Esegesi ebraica

Serie di rotoli che compongono l'intero Tanakh.

In filologia l'esegesi (in greco: ἐξήγησις [ek'sɛgɛsis]) è l'interpretazione critica di testi finalizzata alla comprensione del significato. Nell'ebraismo forme tradizionali di esegesi ebraica appaiono in tutta la letteratura rabbinica, che include la Mishnah, i due Talmud e la letteratura midrashica.

Gli esegeti ebraici hanno il titolo di meforshim (commentatori).

Un testo sacro non può far da guida di per sé stesso. Deve esser letto e tutto il leggere è interpretazione.[1] La Torah gode di uno status privilegiato come "Parola del Signore" rivelata a Mosè sul Monte Sinai. Una legge si considera biblica solo se deriva da un verso dei cinque libri della Tora (il Pentateuco). Il festival di Purim, poiché si basa unicamente sul Libro di Ester, viene classificato come un'istituzione rabbinica, non biblica.[1][2]

Tre presupposti governano l'interpretazione del testo biblico:

  1. Il testo è privo di errori e di incongruenze. Dio non commette errori! Contraddizioni apparenti possono esser risolte da una interpretazione corretta, sebbene non sempre si sappia quale sia.
  2. Il testo è privo di ridondanze. Alcune leggi vengono ripetute – per esempio, il Deuteronomio rivisita temi già esaminati in libri precedenti – ma la formulazione precisa rivela sempre un qualche nuovo aspetto.
  3. Il testo è integrale, contenendo tutto ciò che uno deve sapere (non necessariamente "tutto il sapere", sebbene ci siano stati rabbini che hanno affermato anche questo).[3]

Questi tre presupposti si applicano solo alla Torah.
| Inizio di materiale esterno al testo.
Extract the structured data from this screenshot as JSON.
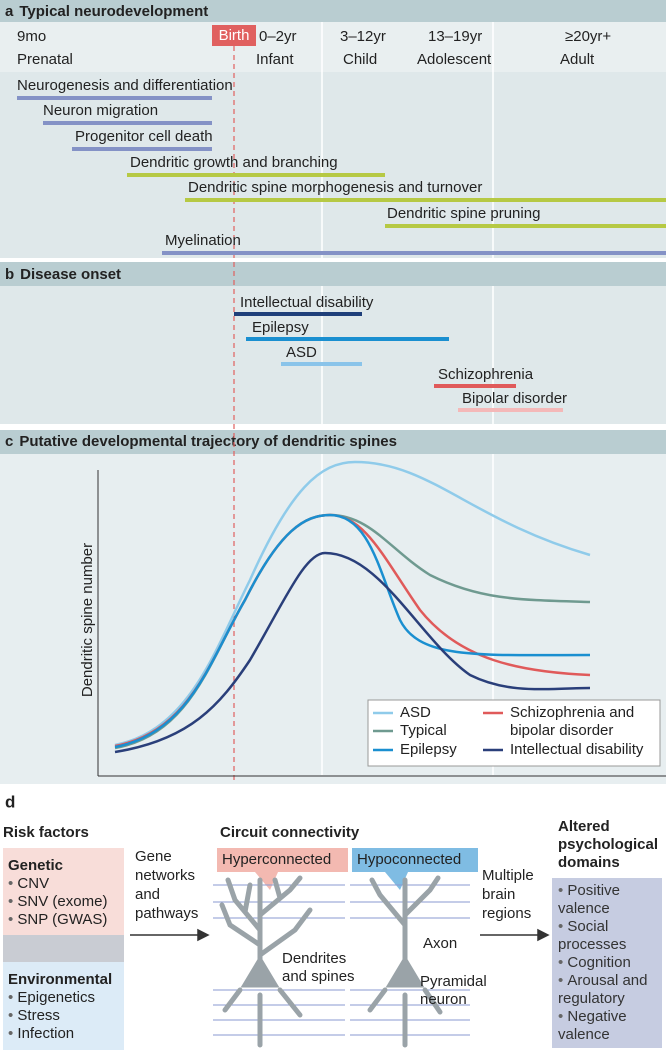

Il resto della Bibbia ebraica – Profeti e Agiografi – si reputa libero da errori ma non da ridondanze, non può creare halakhah ma solo chiarirla.[1]

Il Bavli non tratta il testo della Mishnah o altre opere tannaitiche come "stabili e fisse" al pari della Bibbia ma come deposito di leggi che possono essere corrette se ce n'è bisogno; propone emendamenti per chiarire, per evitare inconsistenze o per stabilire la versione corretta della legge.[4] Gli Amoraim a volte dicevano di un testo della Mishnah, m'shabeshta hi (è sbagliato).[5] Amoraim successivi generalmente assumono che i Tannaim non abbiano preservato dichiarazioni superflue, sebbene siano disposti ad ammettere che in qualche occasione "Rabbi incluse una Mishna superflua".[6] David Weiss Halivni nota che termini tecnici comuni, come hakhi qa‘amar ("questo è ciò che intende dire") o eima ("Potrei dire"), "oscillano tra emendamento e spiegazione" e descrive un procedimento per "estrarne l'interpretazione", che gli Amoraim usavano per limitare l'applicazione di una dichiarazione mishnaica ad un certo contesto o caso particolare.[7]

  1. ^ a b c Per questo e quanto segue si veda Norman Solomon, The Talmud, Penguin Books (2009), "Introduction", pp.xl-xliii.
  2. ^ È reputata mid‘rabbanan (istituita dai rabbini) e non mid‘Oraita (istituita dalla Torah scritta).
  3. ^ Per esempio Elijah di Vilna (1720-1799): "Tutto ciò che fu, è e sarà nel tempo è incluso nella Torah... E non solo i principi generali ma anche i dettagli di ogni specie e di ogni individuo umano, qualunque cosa gli accada dal giorno della nascita fino alla sua fine, e tutte le sue trasmigrazioni, tutto in ogni particolare." (Comm. Sifra di-Tsni‘uta, Cap. 5.
  4. ^ Cfr. per es. Shabbat 66a, dove si propone di cambiare "lo zoppo può uscire con i suoi supporti ma Rabbi Jose lo proibisce" con "lo zoppo non può uscire con i suoi supporti, ma Rabbi Jose lo permette". Citato da N. Solomon, The talmud, ibidem.
  5. ^ Per es. Shabbat 121a; Pesaḥim 100a; Gittin 73a; Qiddushim 47b; Ḥullin 141b.
  6. ^ Yevamot 50a.
  7. ^ D.W. Halivni, Peshat & Derash:Plain and Applied Meaning in Rabbinic Exegesis, Oxford University Press (1991), pp.36, 37-39.